Özgürlük biriktirir insan. En uzaklar için. Oradaki muhteşemliğin hayalini kurar ve orayla mutlu olur. Zira bir yanı daimi eksiktir insanın. Orayla tamamlamak ister zihnini, rüyalarını. Özgürlüğe kaçmak, bir soğuk atlastan ötedir. Bir adımdır, miladın mührüdür bu. Kendi biriktirdikleri kalbinin doğrultusunda büyür ve gelişir. Bir fanusun içindeki steril bir hayat misali, saf ve dokunulmamış. Dünya bir kirlenmişliğin aynası. Noi de kaçmak istiyor, kendi ufuklarına, kendi gökkuşağının altına bakmak istiyor. Ona göre düzen denilen bir kara ağıt. 

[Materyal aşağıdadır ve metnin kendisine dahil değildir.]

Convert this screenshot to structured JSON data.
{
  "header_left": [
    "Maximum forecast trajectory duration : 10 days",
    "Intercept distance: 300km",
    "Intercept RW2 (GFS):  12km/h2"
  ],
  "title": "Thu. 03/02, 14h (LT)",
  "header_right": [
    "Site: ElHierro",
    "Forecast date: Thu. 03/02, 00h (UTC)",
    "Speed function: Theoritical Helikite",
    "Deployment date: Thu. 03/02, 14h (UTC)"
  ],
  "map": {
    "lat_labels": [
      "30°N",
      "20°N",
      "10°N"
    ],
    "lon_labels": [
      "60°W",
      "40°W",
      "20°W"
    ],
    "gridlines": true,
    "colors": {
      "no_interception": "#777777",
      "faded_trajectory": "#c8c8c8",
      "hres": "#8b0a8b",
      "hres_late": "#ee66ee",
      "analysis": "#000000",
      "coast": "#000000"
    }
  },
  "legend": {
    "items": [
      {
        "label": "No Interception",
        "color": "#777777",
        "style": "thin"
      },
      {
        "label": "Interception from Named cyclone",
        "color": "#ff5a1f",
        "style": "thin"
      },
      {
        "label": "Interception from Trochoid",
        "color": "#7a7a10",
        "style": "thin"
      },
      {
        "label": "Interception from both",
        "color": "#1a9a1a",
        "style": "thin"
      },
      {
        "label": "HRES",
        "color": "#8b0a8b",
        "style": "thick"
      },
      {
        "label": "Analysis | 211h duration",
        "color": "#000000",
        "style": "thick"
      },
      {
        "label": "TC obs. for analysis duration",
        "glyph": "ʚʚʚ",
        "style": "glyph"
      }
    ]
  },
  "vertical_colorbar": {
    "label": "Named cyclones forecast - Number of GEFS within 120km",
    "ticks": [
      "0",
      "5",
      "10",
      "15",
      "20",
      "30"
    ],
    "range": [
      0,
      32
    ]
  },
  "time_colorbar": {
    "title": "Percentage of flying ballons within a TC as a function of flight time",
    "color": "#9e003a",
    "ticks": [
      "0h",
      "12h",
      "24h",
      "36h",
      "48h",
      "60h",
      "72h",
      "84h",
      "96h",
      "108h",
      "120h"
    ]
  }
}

Noi ile yaşadığı coğrafyanın zıtlığı ve beyazlığın içindeki sıkıntı. Noi'nin iç dünyası karmakarışık, siyah ve dağılmış bir yaşantı varken kalbinde, yaşadığı kasaba ona baskın gelir. Her yer bembeyazdır, soğuktur ve kar yağar. Noi burada sadece siyah nokta olarak kalır. Yalnızdır. Yönetmen Dagur Kari, parçacıkların filmini yapar, bütünlemeyle hareket etmez. Bir başka deyişle, Noi albinoi'deki seyrin gücünü, kalp atışlarını küçük ama tamamlayıcı unsurlar destekler. Noi, toplumun ona verdiği statünün dışında, düzensizliğin içinde bir kaçış ile, sevgiyle sürekli bir başka evrenin rüyasını kurar. Belirlenmiş, dayatılmış düzen prototiplerini reddeder. Okula gitmez artık Noi, ses kayıt cihazını arkadaşından masasına koymasını rica eder. Bu minimalist bir devrimcinin ateşidir. O, dayatılmış sisteme kendince böyle seslenir. 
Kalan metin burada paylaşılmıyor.